Prosto stamtąd pojechaliśmy do Na Falowców. Przed przyjazdem do Grzybna zapytałam Ulę, czy może pożyczyć nam na czas pobytu jedną albo dwie hopki. Odpuściłam Smoczkowi agility w lipcu, bo wiedziałam, że sierpień będzie dla niego naprawdę intensywny, nie tylko agilitowo, ale i w każdym innym aspekcie (w Grzybnie Smok może już zasypiać na stojąco, ale nadal będzie twierdził, że chętnie jeszcze pobiega). Na dwóch przeszkodach można już zrobić tyle rzeczy, że satysfakcja byłaby stuprocentowa. Jednak Ula przygotowała dla nas cztery stacjonaty, tunel i rozsuwany slalom! Takiej porcji szczęścia się nie spodziewałam :) Dzisiaj rozstawiliśmy cały tor i zaczęliśmy kicać. A co najlepsze.. mam prywatne seminarium z instruktorką! Z Sopotu pojechaliśmy bowiem na dworzec w Gdańsku, skąd odebraliśmy Kamową. Przez kilka dni będziemy wakacjować w Grzybnie we trójkę, organizując turnieje pingpongowe i eskapady na rowerach po lesie.
Późnym wieczorem, kiedy zaczęliśmy zbierać się do spania, przypomniałam sobie, że na górze, w pokoju Kamowej, nie ma światła. Wybrałam się więc na poszukiwania lampki. Ruszyłam wprost do pokoju obok, nazywanego komputerownią z racji nagromadzenia tam wszelkiego rodzaju sprzętu.. i zostałam przed drzwiami, szarpiąc bezskutecznie za klamkę. Zapierałam się jak mogłam, ale drzwi za nic nie chciały ruszyć. Przyszedł Wojtek, spróbował.. i nic. Po kilkunastu minutach wkroczyliśmy z ciężkim sprzętem w postaci śrubokrętów, młotka, kluczy.. W międzyczasie, choć było juz dość późno, postanowiłam zadzwonić do babci, żeby uzyskać błogosławieństwo na ewentualne wywalenie drzwi z zawiasami. Wreszcie, po przeszło godzinie nierównej walki, drzwi puściły.. Na szczęście nikogo nie było w środku :-) ale lampki też nie znaleźliśmy. Mogliśmy jednak ze spokojnym sumieniem położyć Kamową spać w pokoju obok. I nie martwić się, że jeśli dzisiaj przyjdzie do nas gość od Internetu, to będziemy musieli powiedzieć mu, że dostać się do serwerowni na pierwszym piętrze może jedynie po drabinie :-)

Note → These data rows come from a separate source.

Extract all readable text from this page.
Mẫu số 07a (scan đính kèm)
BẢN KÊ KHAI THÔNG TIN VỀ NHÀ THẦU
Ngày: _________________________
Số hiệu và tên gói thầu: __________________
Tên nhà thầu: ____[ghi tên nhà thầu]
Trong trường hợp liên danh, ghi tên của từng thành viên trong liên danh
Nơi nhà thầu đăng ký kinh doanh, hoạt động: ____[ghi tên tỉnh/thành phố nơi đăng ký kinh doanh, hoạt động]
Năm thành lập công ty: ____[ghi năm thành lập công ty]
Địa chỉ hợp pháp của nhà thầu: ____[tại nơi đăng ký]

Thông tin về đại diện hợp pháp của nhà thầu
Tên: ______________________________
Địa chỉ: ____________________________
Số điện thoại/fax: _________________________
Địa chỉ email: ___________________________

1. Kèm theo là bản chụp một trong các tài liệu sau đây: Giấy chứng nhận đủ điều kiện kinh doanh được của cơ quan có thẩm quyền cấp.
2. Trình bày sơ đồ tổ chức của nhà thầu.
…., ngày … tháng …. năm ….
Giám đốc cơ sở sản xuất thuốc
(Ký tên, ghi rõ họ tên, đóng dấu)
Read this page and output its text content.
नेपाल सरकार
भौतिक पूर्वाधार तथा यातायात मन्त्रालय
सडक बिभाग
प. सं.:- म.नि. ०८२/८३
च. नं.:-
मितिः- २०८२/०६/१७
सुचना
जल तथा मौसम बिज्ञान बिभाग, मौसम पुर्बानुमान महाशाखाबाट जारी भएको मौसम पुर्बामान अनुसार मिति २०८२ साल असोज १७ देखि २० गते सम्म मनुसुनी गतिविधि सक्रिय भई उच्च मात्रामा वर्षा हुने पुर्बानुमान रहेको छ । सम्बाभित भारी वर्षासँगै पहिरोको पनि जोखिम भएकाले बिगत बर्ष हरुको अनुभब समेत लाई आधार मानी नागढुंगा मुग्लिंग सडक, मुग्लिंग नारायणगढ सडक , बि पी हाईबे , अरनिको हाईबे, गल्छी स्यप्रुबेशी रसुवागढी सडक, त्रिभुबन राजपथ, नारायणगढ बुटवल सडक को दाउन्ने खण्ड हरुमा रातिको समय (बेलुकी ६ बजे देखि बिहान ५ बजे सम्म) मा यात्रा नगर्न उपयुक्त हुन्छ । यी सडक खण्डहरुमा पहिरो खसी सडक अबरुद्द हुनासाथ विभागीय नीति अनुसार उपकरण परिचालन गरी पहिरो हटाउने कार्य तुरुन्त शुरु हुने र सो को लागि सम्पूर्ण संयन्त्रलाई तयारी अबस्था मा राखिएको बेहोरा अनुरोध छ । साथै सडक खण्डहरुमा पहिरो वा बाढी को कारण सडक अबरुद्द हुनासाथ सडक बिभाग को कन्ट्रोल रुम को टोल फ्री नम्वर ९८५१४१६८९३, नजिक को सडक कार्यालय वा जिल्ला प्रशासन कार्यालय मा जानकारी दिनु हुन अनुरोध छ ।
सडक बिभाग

Poszliśmy spać wyjątkowo późno, więc wstanie rano nie było najprostsze, zwłaszcza że tutaj, na północy Polski, robi się jasno i słonecznie później niż w Warszawie. Ale wstaliśmy już dawno i zaraz zbieramy się na rowery- dzisiaj jesteśmy pogromcami lasów.